Friday, April 2, 2010

Adventures in graduate school

I was recently reflecting at, basic classes aside, I use information from mainly three graduate classes. Two of them were special topics classes, and one was a class that had finally evolved from a special topics class.

In one of the special topics class, we were given a choice of two topics: one field survey of Gaussian processes, which would have been useful but that was not so interesting to the professor, and local time (i.e. the amount of time a continuous process spends in the neighborhood of a point), which was much more specialized (and for which I did not meet the prerequisites) and much more interesting to the professor. I chose the local time because I figured if the professor was excited about it, I would be excited enough to learn what I needed to to understand the class. As a result, I have a much deeper understanding of time series and stochastic processes in general.

The second special topics class seemed to have a very specialized focus, pattern recognition. It covered the abstract Vapnik-Chervonenkis theory in detail, and we discussed rates of convergence, exponential inequalities on probabilities, and other hard-core theory. I could have easily forgotten that class, but the professor was excited about it, and because of it I am having a much easier time understanding data mining methods than I would have otherwise.

The third class, though it was not labeled a special topics class, was a statistical computing class where the professor shared his new research in addition to the basics. There I learned a lot about scatterplot smoothing, Fourier analysis, local polynomial and other nonparametric regression methods that I still use very often.
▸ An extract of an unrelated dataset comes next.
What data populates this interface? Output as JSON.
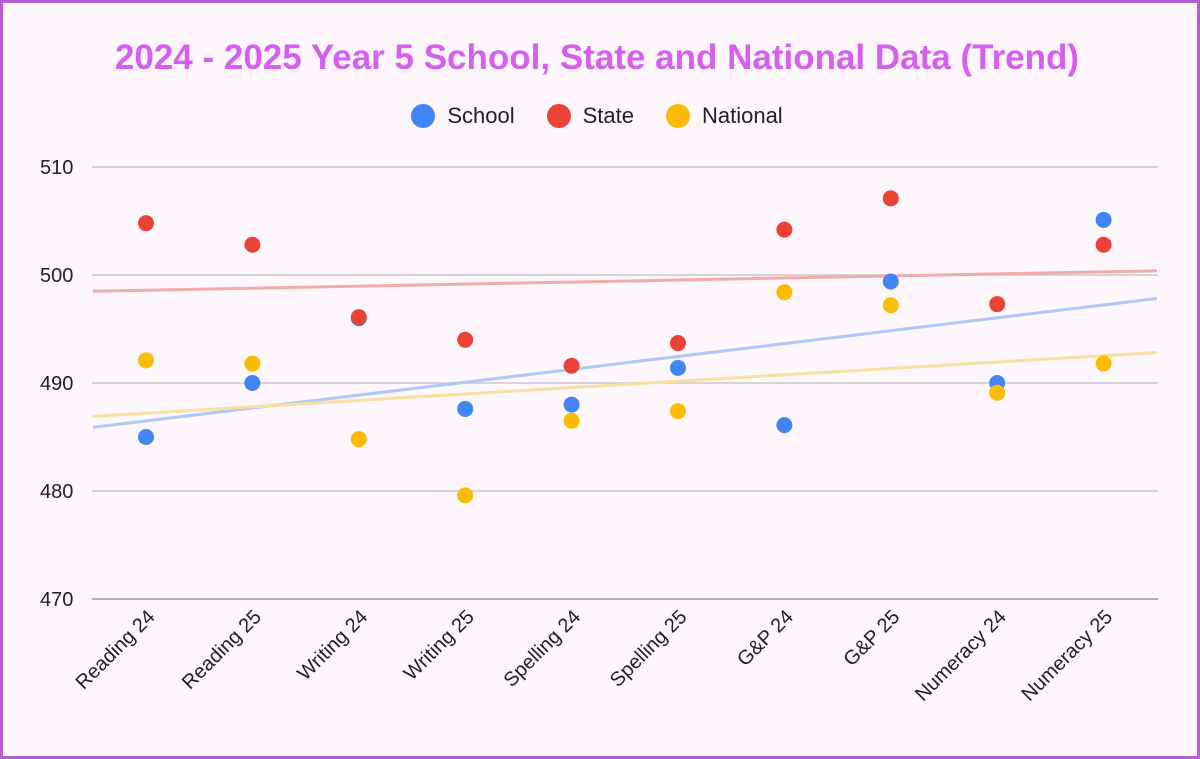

In each of these cases, I decided to forgo a basic or survey class for a special topics class. Because of the professor's enthusiasm toward the subject in each case, I was willing to go the extra mile and learn whatever prerequisite information I needed to understand the class. In each case as well, that willingness to go the extra mile and fill in the gaps has carried over to over a decade later where I have kept up my interest and am always looking to apply these methods to new cases, when appropriate.

I am currently taking the bootstrapping course at statistics.com and am happy to say that I am experiencing the same thing. (I was introduced to the bootstrap in fact in my computing class mentioned above but we never got beyond the basics due to time.) We are getting the basics and current research, and I'm already able to apply it to problems I have now.